Our model of choice is the Generalized Additive Mixed Model (GAMM) (Wood 2017), in which the conditional expected value of a normally distributed response, Y, is modelled as a linear combination of random effects and smooth functions of fixed effects:
E(Y│X) = β0 +f1(X1) + ... + fp(Xp) + β1Z1 + ... + βqZq,
where X1, …, Xp are the fixed effects, f1, …, fp are unknown smooth functions estimated using ten thin plate regression splines via restricted maximum likelihood (REML) and Z1, …, Zq are the random effects. We used the function gamm in the R-package mgcv (Wood 2017) to fit the model with depth as a categorical variable, depth-wise temperature and depth-wise day of the year as smoothed fixed effects and year as a random effect (shared by all observations of a given year, avoiding the oversaturation of the model with a large number of year and parameter interactions). GAMMs, we think, are good models for this kind of nonlinear data as they keep a balance between flexibility and interpretability, where we especially consider the later are desirable feature. The analyses below reflect, the from our opinion best models, and in the supplement further details about the models and alternative modelling approaches are provided. Additionally, experimentation revealed that making other distributional assumptions together with other link functions in the above modelling framework yields worse predictions.
Two separate analyses supporting each other were performed for the daily mean data. The first analysis, named as the Raw values model, was conducted with the original, untransformed data, depicted in Fig. 4, as the response variable, Y, was used to study temporal changes and dynamical features of chl-a concentrations in seawater during the season. The second, the Difference-day model, was used instead of the daily differences of the original values as the response.
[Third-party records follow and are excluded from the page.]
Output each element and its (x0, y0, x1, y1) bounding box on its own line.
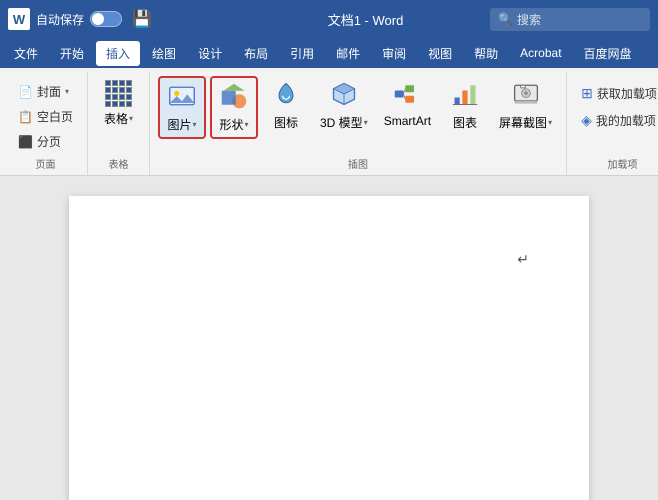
autosave-label: 自动保存 (36, 11, 84, 28)
icons-icon (272, 80, 300, 111)
menu-reference[interactable]: 引用 (280, 41, 324, 66)
shape-icon (220, 82, 248, 113)
shape-button[interactable]: 形状 ▾ (210, 76, 258, 139)
menu-home[interactable]: 开始 (50, 41, 94, 66)
image-label: 图片 ▾ (167, 116, 196, 133)
menu-baidu[interactable]: 百度网盘 (574, 41, 642, 66)
my-addins-button[interactable]: ◈ 我的加载项 ▾ (575, 109, 658, 132)
3d-model-label: 3D 模型 ▾ (320, 114, 368, 131)
document-area: ↵ (0, 176, 658, 500)
ribbon-group-table: 表格 ▾ 表格 (88, 72, 150, 175)
smartart-button[interactable]: SmartArt (378, 76, 437, 132)
chart-icon (451, 80, 479, 111)
screenshot-icon (512, 80, 540, 111)
table-items: 表格 ▾ (96, 76, 141, 154)
menu-mail[interactable]: 邮件 (326, 41, 370, 66)
addins-items: ⊞ 获取加载项 ◈ 我的加载项 ▾ (575, 76, 658, 154)
ribbon-group-addins: ⊞ 获取加载项 ◈ 我的加载项 ▾ 加载项 (567, 72, 658, 175)
chevron-icon: ▾ (193, 120, 197, 129)
menu-layout[interactable]: 布局 (234, 41, 278, 66)
addins-icon: ⊞ (581, 85, 593, 102)
table-group-label: 表格 (96, 154, 141, 175)
table-label: 表格 ▾ (104, 110, 133, 127)
menu-design[interactable]: 设计 (188, 41, 232, 66)
menu-view[interactable]: 视图 (418, 41, 462, 66)
3d-model-icon (330, 80, 358, 111)
page-break-button[interactable]: ⬛ 分页 (12, 130, 67, 153)
menu-acrobat[interactable]: Acrobat (510, 42, 571, 64)
table-button[interactable]: 表格 ▾ (96, 76, 141, 131)
ribbon: 📄 封面 ▾ 📋 空白页 ⬛ 分页 页面 (0, 68, 658, 176)
chevron-icon: ▾ (245, 120, 249, 129)
menu-help[interactable]: 帮助 (464, 41, 508, 66)
chart-label: 图表 (453, 114, 477, 131)
save-button[interactable]: 💾 (128, 7, 156, 31)
get-addins-button[interactable]: ⊞ 获取加载项 (575, 82, 658, 105)
smartart-icon (393, 80, 421, 111)
document-page[interactable]: ↵ (69, 196, 589, 500)
shape-label: 形状 ▾ (219, 116, 248, 133)
pages-items: 📄 封面 ▾ 📋 空白页 ⬛ 分页 (12, 76, 79, 154)
menu-draw[interactable]: 绘图 (142, 41, 186, 66)
title-bar: W 自动保存 💾 文档1 - Word 🔍 搜索 (0, 0, 658, 38)
addins-group-label: 加载项 (575, 154, 658, 175)
illustrations-items: 图片 ▾ 形状 ▾ (158, 76, 558, 154)
chart-button[interactable]: 图表 (441, 76, 489, 135)
menu-insert[interactable]: 插入 (96, 41, 140, 66)
cover-page-button[interactable]: 📄 封面 ▾ (12, 80, 75, 103)
image-button[interactable]: 图片 ▾ (158, 76, 206, 139)
document-title: 文档1 - Word (249, 10, 482, 29)
table-grid-icon (105, 80, 132, 107)
pages-group-label: 页面 (12, 154, 79, 175)
cursor-mark: ↵ (517, 251, 529, 268)
menu-bar: 文件 开始 插入 绘图 设计 布局 引用 邮件 审阅 视图 帮助 Acrobat… (0, 38, 658, 68)
smartart-label: SmartArt (384, 114, 431, 128)
menu-file[interactable]: 文件 (4, 41, 48, 66)
illustrations-group-label: 插图 (158, 154, 558, 175)
screenshot-label: 屏幕截图 ▾ (499, 114, 552, 131)
blank-page-button[interactable]: 📋 空白页 (12, 105, 79, 128)
image-icon (168, 82, 196, 113)
search-placeholder: 搜索 (517, 11, 541, 28)
chevron-icon: ▾ (129, 114, 133, 123)
3d-model-button[interactable]: 3D 模型 ▾ (314, 76, 374, 135)
icons-button[interactable]: 图标 (262, 76, 310, 135)
ribbon-group-pages: 📄 封面 ▾ 📋 空白页 ⬛ 分页 页面 (4, 72, 88, 175)
ribbon-group-illustrations: 图片 ▾ 形状 ▾ (150, 72, 567, 175)
word-icon: W (8, 8, 30, 30)
autosave-toggle[interactable] (90, 11, 122, 27)
cover-icon: 📄 (18, 85, 33, 99)
icons-label: 图标 (274, 114, 298, 131)
chevron-icon: ▾ (65, 87, 69, 96)
chevron-icon: ▾ (364, 118, 368, 127)
menu-review[interactable]: 审阅 (372, 41, 416, 66)
title-bar-left: W 自动保存 💾 (8, 7, 241, 31)
page-break-icon: ⬛ (18, 135, 33, 149)
screenshot-button[interactable]: 屏幕截图 ▾ (493, 76, 558, 135)
search-icon: 🔍 (498, 12, 513, 26)
my-addins-icon: ◈ (581, 112, 592, 129)
chevron-icon: ▾ (548, 118, 552, 127)
search-box[interactable]: 🔍 搜索 (490, 8, 650, 31)
blank-page-icon: 📋 (18, 110, 33, 124)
The first analysis was included due to its capability to accurately infer the effect of temperature on chl-a concentrations in seawater, which gave us valuable insight on the temporal differences of microalgae dynamics between years. The second analysis, while more difficult to interpret due to the modelling of differences instead of the raw values, was included from the viewpoint of local prediction. Namely, unlike the Raw values model, the Difference-day model allowed for aligning the predicted chl-a concentrations with the true observed values in a local time frame (see the Results section for a more detailed explanation). However, in order to compare the two models’ capabilities, we still considered prediction also with the Raw values model. Note that, whereas the GAMM-model itself already allows capturing the trend and large-scale behaviour of the response variable in time through the smoothed day of the year predictor, the difference-day model further takes the time dependency in the data into account through the differenced values.
The prediction study was conducted in a moving-window fashion. First, “training data” comprising of the measurements for the years 2011-2018 along with first 25 measurement days of the year 2019 were formed, as the latter set of data was needed to estimate the effect of the year 2019. These data were then used to fit the GAMM model described above, and the fitted model was then used to predict chl-a for the next 10 days of 2019 using the true air temperature data of the days obtained from Vaisala weather station. To make the predictions, the index required a forecast of the sea surface air temperature for the prediction period, which we obtained from Norwegian online weather services (https://www.yr.no/) (note that this “prediction using predicted values” naturally accumulates more error in the results than would be the case if the predictor values were fully accurate). Next, the days 26-35 were appended to the training data, and the process was repeated, which again predicted the next 10 days of 2019. This cycle was continued for a total of 18 times until the end of the measurement period of the year 2019.